En France, on peut voir de belles fourmilières chez Dick Deborson ou chez Browne & Khalassian, deux galeries réputées audacieuses, leurs prix également. Rares sont donc les collectionneurs privés qui s’y risquent ; quant aux acheteurs institutionnels, lents etfrileux par nature, ils n’y pensent même pas. Le marché serait-il morose ? Pour les fourmilières, oui c’est difficile, reconnaît Irène Khalassian, mais on peut attendre, Browne a les reins solides. Le rein ! précise-t-elle. Et d’éclater de rire : le fait est connu dans le milieu que Browne n’a qu’un rein (il se raconte que, jeune homme pauvre, il aurait vendu l’autre 160 000 $ à un trafiquant d’organes pour payer ses études de droit et d’histoire de l’art : pittoresque, mais douteux). On sait aussi qu’Irène a épousé en secret son associé (lequel aurait été foudroyé en découvrant, tatoué pour lui sur le pubis épilé de la galeriste, le n° de son compte perso dans une banque suisse !). Mais laissons là ces contes plaisants. De quoi causait-on, déjà ? Ah oui, les fourmilières. Donc, elles ne se vendent pas ? Les Américains et les Allemands ne sont pas réceptifs pour le moment, dit Irène. Peut-être les Japonais ? je demande. Irène sourit (elle doit me trouver particulièrement con). Long silence. Il y a des choses qui se vendent, et d’autres pas, finit-elle par dire. Sans doute. Mais la voilà avec ses fourmilières sur les bras. J’essaie de savoir si les mots art écologique lui parlent et je ne réussis qu’à l’agacer davantage. L’art est une pollution, lâche-t-elle ; une pollution ! Bon sang, c’est évident. Je n’y avais jamais pensé sous cet angle. Et Rainer Browne fait irruption dans la galerie, suivi d’un grand blond vêtu tout cuir, genre SM. C’est Per Bodendorf, dit Browne, un jeune artiste danois sentimentaliste ; il fait des pit-bulls en peluche : notre prochaine exposition ! Grrrrr, fait Per. Irène rit.

10 avril 2020

[Création] Daniel Cabanis, Essor de la fourmilière d’art 1/6

Cette nouvelle série proposée par l’incorrigible Daniel Cabanis devait accompagner la soirée « Poésie et humour » prévue le 22 avril à la Maison de la poésie Paris (soirée organisée par REMUE.NET) – mais une figure de l’innommable appelée Covid-19 nous en a privé en ce printemps 2020 (espérons qu’elle puisse être reportée en un temps meilleur). [Lire/voir la dernière création de Daniel Cabanis sur LIBR-CRITIQUE]

 

ESSOR DE LA FOURMILIÈRE D’ART

Exposé / 1

Avec l’autorisation de la galerie Browne & Khalassian (réf. : AKL32R).

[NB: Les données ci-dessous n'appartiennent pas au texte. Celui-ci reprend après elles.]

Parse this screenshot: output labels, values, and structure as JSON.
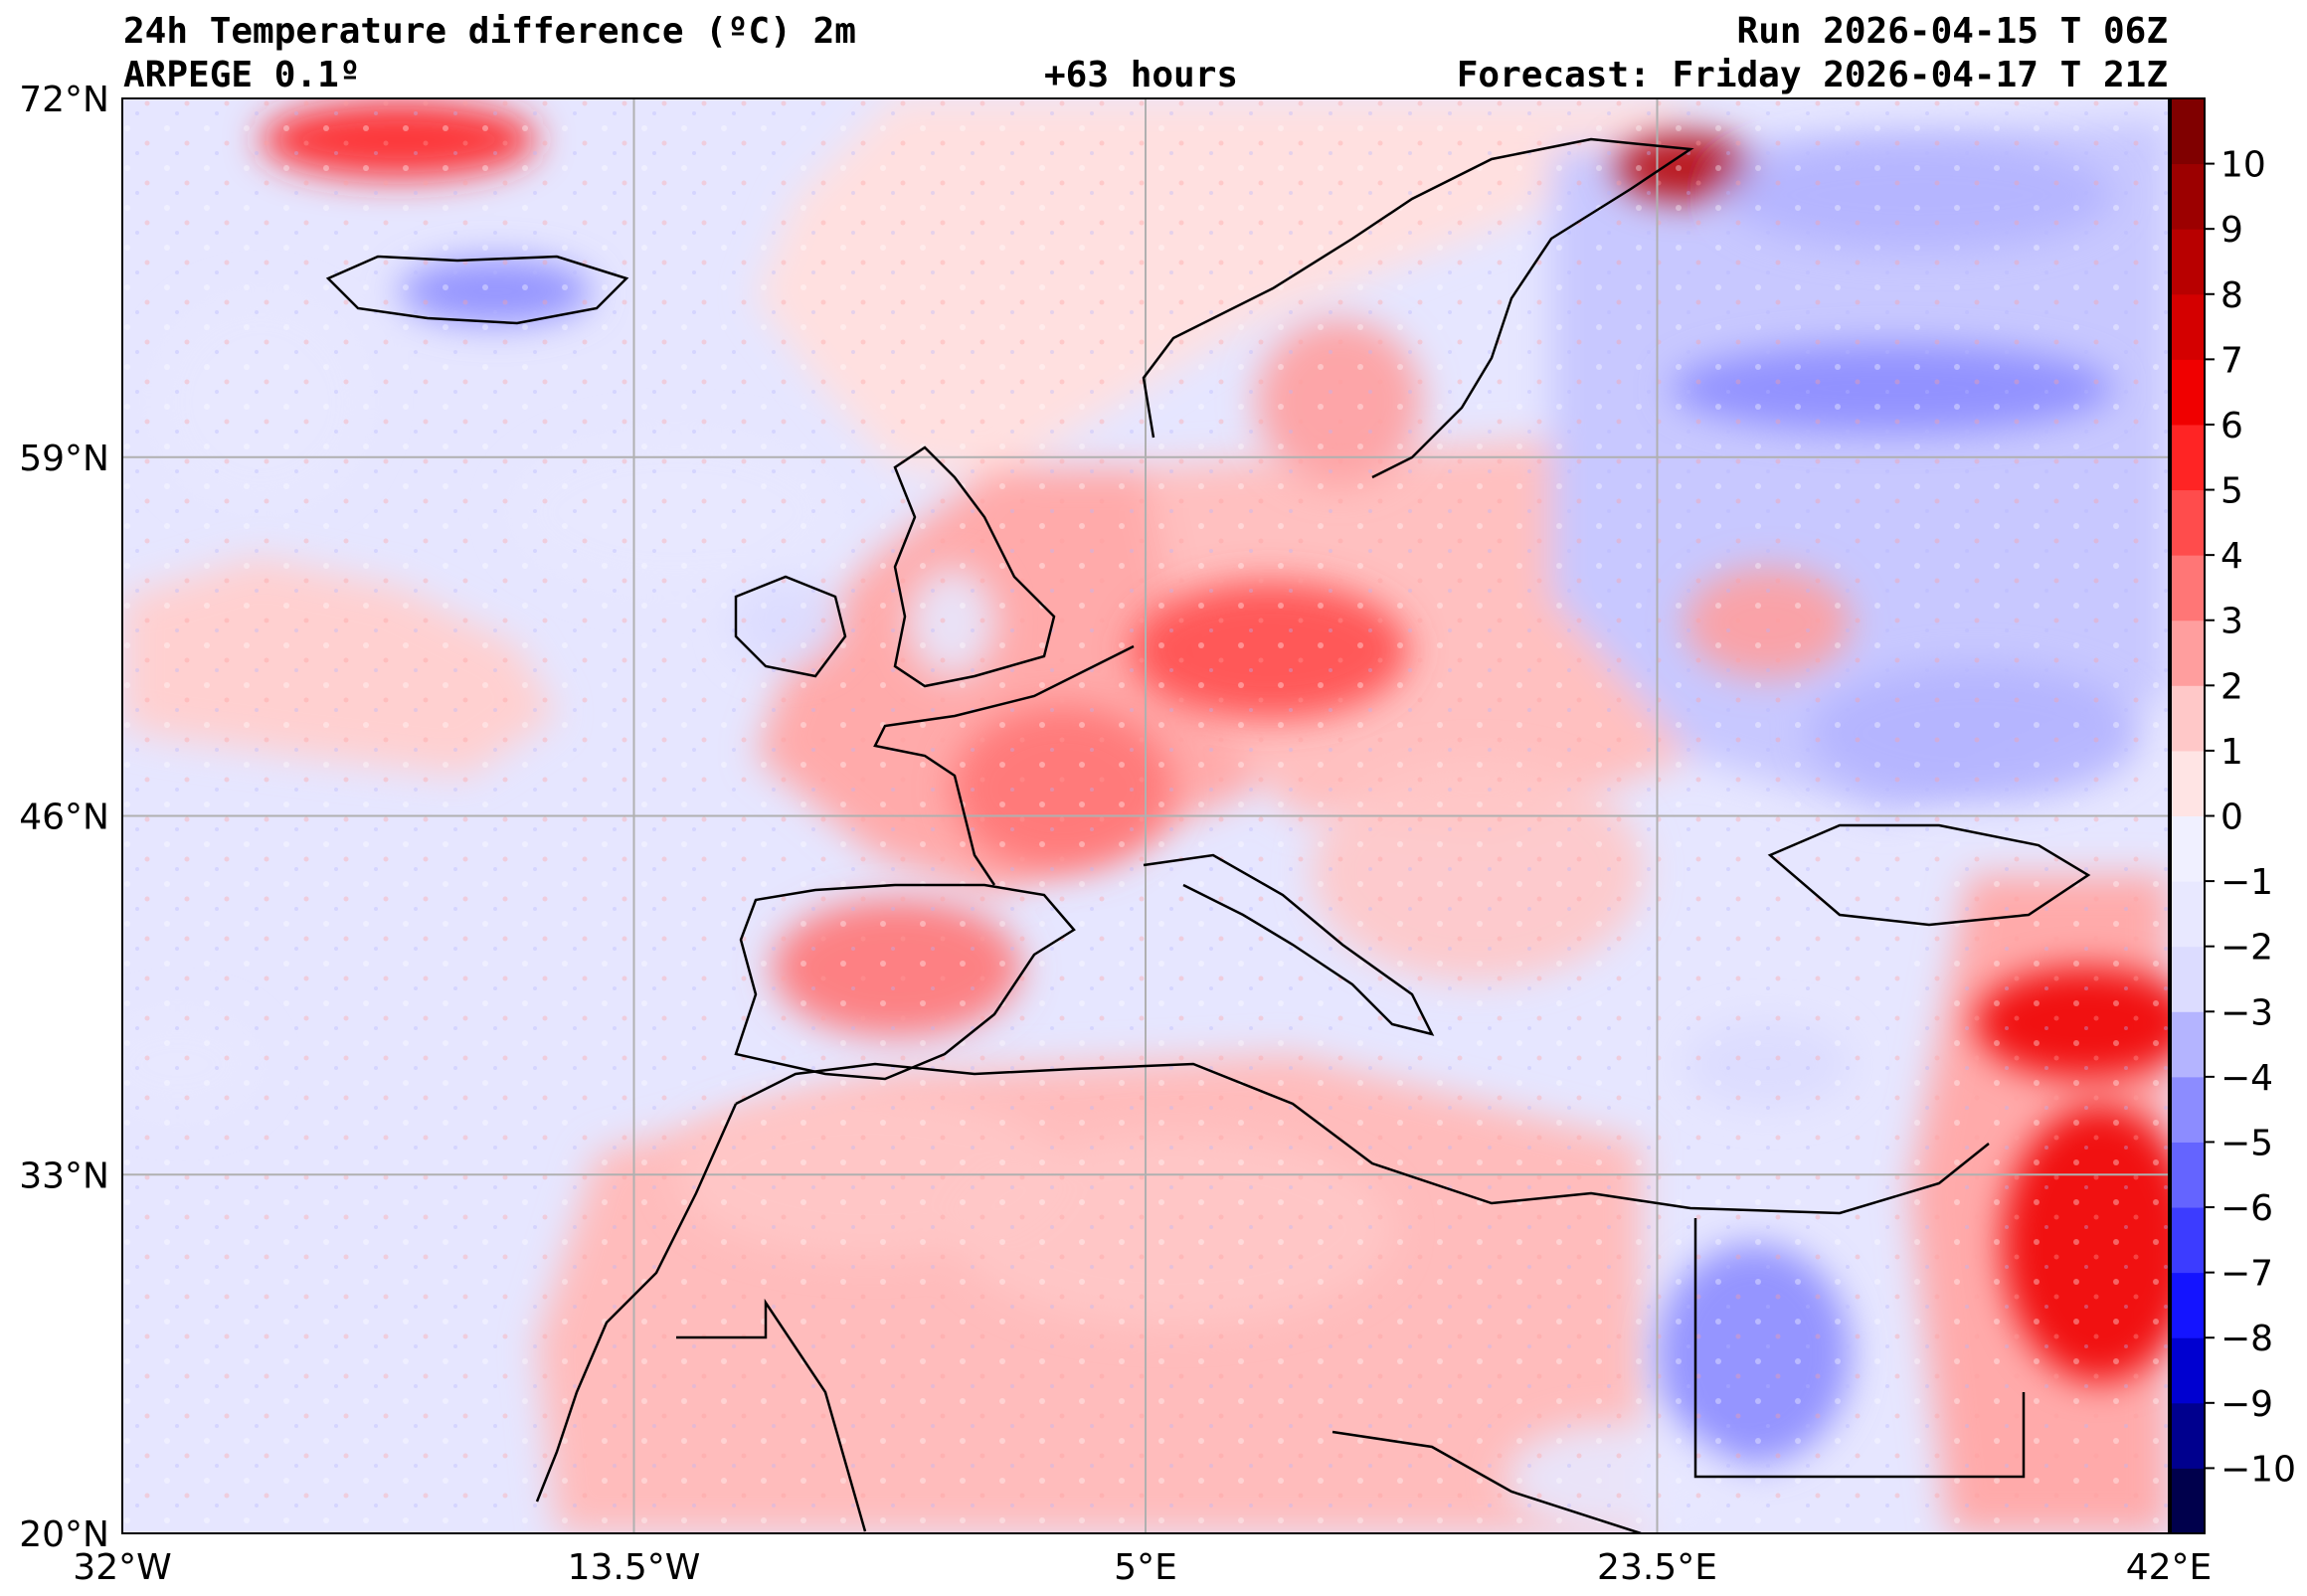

Rien ne distingue une fourmilière d’art d’une fourmilière ordinaire, si ce n’est le prix. L’ordinaire ne vaut rien (ou juste les frais). Celle d’art est beaucoup plus chère. Le lendemain (le lendemain de quoi, je ne sais plus), j’en parle avec Mme Jaks qui aimerait acquérir une œuvre d’art contemporain, une sculpture de préférence. Elle ne sait pas ce qu’elle veut, de quoi il retourne, tenants et aboutissants : elle n’y connaît rien et me fait confiance. S’il faut, je te paierai pour ça, me dit-elle. Je suis surpris et déstabilisé. Pourquoi, brusquement, se met-elle à me tutoyer ? Ai-je couché dans son lit la nuit dernière, et si oui, avec elle ? Où étais-je hier soir ? Brouillard. Aucun souvenir. Mais, sûr : je ne suis pas son neveu ni son valet de chambre sympa. Donc, admettons qu’elle m’ait violé. C’est-à-dire : d’abord soutenu, soigné puis requinqué après une terrible biture, et ensuite seulement abusé en douceur, avec force tutoiements murmurés. Gentil, tout ça. Est-ce crédible ? Eh oui : c’est bien ainsi que parfois les familiarités commencent entre gens soi-disant bien élevés. On y voit plus clair à présent. Oui. Un peu. Passons sur les ombres. Quand même, quelle nuit ! Maintenant, Mme Jackline Jaks (un double coup de fouet, son nom, qui m’impressionne) ; bref, elle va et vient dans le vaste salon de sa belle demeure. Elle médite, jauge l’espace disponible, modifie en pensée la disposition des meubles. J’allume une Nième cigarette. Enfin, pointant du doigt le centre exact de la pièce, elle dit : Là, au beau milieu, c’est la meilleure place, non ; qu’en dis-tu, idiot ? C’est l’endroit idéal, je dis ; car ce n’est pas le moment de chipoter. Sur ce arrive un grand type en combinaison d’apiculteur : M. John Jaks, le mari. Pour la fourmilière d’art, dit-il, ça me va, je suis pour, tu nous diras ton prix. Tiens, il me tutoie lui aussi ! Vas-y John, te gêne pas.